• Govt Spending Shrouded In Secrecy As Debt Burden Grows • Experts Alert To Distress, Impending Sovereign Default • Over N15t Fresh Loans Considered For 2022-2024 • Nigeria Poor, Must Keep Borrowing To Fund Programmes – Senate President • We Need To Align Cost Of Governance With Economic Realities – Economists
Barely 16 months to the end of President Muhammadu Buhari’s second and final term in office, the window of opportunity to deliver the promised strong economy and the secured nation is becoming narrow.
Indices such as dwindling earnings, mounting debts, unaffordable debt servicing, deepening macro instability, rising insecurity, and waning public goodwill appear to be working against the President’s desire to finish strong.
And as he inches closer to retirement from public life after about five decades of service, part of which he had spent as military head of state and minister of petroleum before being democratically elected, Nigeria’s huge debt profile could be the most resounding talking point in the assessment of post-Buhari era.
The Minister of Finance, Budget and National Planning, Zainab Ahmed, had also disclosed at a forum by the African Development Bank (AfDB) that what had been reported as national debt did not capture some obligations of some states
To be sure, from , when the President inherited what his cabinet members have described as “a dying economy,” till date, Nigeria’s public debt stock has increased by over threefold. Precisely, the country has added N trillion to its initial debt in less than seven years.
As of the first quarter of 2015, the country’s public debt stood at N trillion, a figure that has ballooned to N38 trillion as of last September, recording a growth of 208 per cent.
Still, the official statistics under-reports the actual amount owed. Last year, the Fitch Ratings, a global research institution, raised the alarm that the government’s reliance on ways and means facility (WMF), facilities sourced from the Central Bank of Nigeria (CBN) to fund budget shortfalls, to finance its deficit was a major cause of the country’s rising inflation.
The Debt Management Office (DMO) did admit the existing WMF was a challenge and disclosed a plan to convert it to a 30-year debt instrument. As at early 2021, the amount, which is not captured by the national debt reporting, was estimated at N10 trillion. At a media function later last year, the DMD Director-General, Patience Oniha, could not give the updated figure but confirmed that, “it was estimated at N10 trillion earlier in the year.”
Since about a year ago when DMO said it would convert the opaque WMF to a long-term instrument payday loans in Minnesota, no update on the intention or the status of the debt has been given again. The absence of full disclosure of the WMF outstanding is but one of the many pieces of information about the country’s debts shrouded in secrecy.

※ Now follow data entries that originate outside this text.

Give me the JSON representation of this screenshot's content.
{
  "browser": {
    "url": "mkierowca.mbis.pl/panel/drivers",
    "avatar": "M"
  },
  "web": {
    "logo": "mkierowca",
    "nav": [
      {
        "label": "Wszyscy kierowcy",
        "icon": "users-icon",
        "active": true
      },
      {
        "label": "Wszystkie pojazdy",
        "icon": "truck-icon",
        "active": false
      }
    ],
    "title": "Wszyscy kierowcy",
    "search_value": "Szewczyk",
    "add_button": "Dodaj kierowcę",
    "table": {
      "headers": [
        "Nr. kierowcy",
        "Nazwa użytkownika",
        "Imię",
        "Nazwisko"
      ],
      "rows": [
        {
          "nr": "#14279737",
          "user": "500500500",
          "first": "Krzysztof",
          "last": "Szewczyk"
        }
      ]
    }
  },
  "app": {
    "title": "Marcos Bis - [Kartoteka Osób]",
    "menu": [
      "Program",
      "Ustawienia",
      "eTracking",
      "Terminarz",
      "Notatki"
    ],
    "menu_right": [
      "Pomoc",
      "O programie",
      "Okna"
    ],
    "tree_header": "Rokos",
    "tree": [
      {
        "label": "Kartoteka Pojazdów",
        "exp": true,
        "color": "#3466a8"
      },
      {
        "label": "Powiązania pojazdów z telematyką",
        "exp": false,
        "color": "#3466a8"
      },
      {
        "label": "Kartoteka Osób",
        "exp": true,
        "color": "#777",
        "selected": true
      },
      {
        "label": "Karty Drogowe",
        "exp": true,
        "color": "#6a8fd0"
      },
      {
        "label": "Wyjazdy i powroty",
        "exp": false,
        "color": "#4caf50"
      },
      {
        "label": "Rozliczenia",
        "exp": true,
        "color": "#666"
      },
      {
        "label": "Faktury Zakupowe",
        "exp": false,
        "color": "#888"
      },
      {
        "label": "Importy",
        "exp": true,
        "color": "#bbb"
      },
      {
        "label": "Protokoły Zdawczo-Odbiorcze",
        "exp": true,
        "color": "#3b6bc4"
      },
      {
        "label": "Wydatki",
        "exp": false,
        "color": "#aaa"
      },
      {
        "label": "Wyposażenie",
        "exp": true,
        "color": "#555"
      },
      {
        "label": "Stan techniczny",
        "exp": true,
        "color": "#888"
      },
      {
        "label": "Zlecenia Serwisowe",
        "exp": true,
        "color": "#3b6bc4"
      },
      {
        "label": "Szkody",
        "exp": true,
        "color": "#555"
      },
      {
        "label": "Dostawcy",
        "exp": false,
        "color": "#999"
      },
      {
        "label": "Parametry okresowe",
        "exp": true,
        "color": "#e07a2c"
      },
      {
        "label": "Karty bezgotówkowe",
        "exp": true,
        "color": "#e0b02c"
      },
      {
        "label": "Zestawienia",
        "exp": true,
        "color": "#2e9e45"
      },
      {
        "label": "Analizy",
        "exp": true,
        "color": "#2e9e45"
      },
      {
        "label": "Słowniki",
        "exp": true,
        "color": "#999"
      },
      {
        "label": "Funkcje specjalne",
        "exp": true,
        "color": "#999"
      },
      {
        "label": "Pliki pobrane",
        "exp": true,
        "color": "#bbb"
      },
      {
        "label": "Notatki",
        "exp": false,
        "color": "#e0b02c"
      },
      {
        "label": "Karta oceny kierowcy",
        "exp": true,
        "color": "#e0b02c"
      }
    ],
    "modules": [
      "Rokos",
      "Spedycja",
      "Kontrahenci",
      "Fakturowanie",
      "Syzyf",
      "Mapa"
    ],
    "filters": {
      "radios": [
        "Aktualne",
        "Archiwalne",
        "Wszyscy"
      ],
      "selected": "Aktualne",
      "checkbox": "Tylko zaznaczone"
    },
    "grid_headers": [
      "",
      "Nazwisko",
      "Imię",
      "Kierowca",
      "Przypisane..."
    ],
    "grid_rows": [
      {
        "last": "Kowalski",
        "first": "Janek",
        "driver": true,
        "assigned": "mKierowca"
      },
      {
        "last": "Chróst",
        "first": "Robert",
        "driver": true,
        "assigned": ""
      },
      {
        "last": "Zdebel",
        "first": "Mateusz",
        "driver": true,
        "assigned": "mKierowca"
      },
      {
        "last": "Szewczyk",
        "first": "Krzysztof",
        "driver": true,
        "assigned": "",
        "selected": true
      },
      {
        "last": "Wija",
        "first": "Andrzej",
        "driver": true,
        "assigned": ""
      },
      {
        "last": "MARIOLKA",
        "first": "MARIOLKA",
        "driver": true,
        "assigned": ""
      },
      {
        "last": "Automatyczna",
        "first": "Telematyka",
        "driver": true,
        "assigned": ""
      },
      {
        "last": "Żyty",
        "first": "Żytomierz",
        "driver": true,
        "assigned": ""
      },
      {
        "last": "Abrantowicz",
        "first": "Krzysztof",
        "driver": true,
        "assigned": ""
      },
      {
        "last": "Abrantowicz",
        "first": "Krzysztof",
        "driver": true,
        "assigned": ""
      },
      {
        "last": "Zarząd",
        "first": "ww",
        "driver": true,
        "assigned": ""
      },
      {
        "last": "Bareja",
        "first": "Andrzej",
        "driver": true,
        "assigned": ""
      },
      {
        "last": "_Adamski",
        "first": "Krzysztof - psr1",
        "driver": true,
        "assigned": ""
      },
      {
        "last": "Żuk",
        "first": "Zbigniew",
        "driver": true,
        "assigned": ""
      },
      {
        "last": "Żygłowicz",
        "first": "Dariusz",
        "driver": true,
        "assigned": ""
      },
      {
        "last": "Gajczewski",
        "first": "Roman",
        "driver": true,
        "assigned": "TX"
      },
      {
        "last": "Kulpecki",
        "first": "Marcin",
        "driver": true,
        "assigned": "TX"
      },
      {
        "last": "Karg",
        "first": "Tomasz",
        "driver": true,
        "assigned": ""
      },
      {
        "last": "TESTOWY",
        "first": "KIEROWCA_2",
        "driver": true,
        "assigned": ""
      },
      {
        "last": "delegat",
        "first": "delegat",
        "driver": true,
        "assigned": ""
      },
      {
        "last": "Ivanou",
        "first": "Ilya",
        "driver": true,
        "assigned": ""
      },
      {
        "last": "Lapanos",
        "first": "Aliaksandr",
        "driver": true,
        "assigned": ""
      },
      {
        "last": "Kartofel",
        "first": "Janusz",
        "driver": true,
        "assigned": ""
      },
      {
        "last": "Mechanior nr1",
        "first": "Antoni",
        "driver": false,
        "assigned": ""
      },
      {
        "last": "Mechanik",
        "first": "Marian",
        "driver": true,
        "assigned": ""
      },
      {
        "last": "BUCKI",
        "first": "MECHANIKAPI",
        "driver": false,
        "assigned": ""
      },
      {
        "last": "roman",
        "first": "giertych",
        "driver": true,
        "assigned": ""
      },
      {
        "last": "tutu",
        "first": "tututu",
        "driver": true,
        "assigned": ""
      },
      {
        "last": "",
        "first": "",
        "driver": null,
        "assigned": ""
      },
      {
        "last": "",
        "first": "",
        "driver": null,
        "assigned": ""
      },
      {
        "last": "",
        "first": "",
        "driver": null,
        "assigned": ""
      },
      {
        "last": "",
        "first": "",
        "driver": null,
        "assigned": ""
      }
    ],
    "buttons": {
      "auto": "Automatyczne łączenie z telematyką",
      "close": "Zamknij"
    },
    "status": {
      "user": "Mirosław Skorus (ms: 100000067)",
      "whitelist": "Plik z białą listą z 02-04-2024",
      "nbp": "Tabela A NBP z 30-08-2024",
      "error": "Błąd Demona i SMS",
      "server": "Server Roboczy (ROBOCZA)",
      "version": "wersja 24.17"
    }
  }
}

The World Bank had warned that poor transparency was a challenge in the discussion of debt sustainability of developing countries, including Nigeria
AfDB President and former Nigeria’s Minister of Agriculture, Akinwumi Adesina, and the Director-General of the World Trade Oragnisation, Ngozi Okonjo-Iweala, had also warned at the same forum where Ahmed spoke, that Nigeria could be heading toward debt distress again.
In deviance from the warnings, the Finance Minister, President of the Senate, Ahmad Lawan, and many other public officials said Nigeria has no feasible alternative debt funding. The Senate President said Nigeria, being a poor country, had no option than to borrow to fund its programmes – a statement that foreclosed any hope of restraint in what has become a culture in the management of the national economy.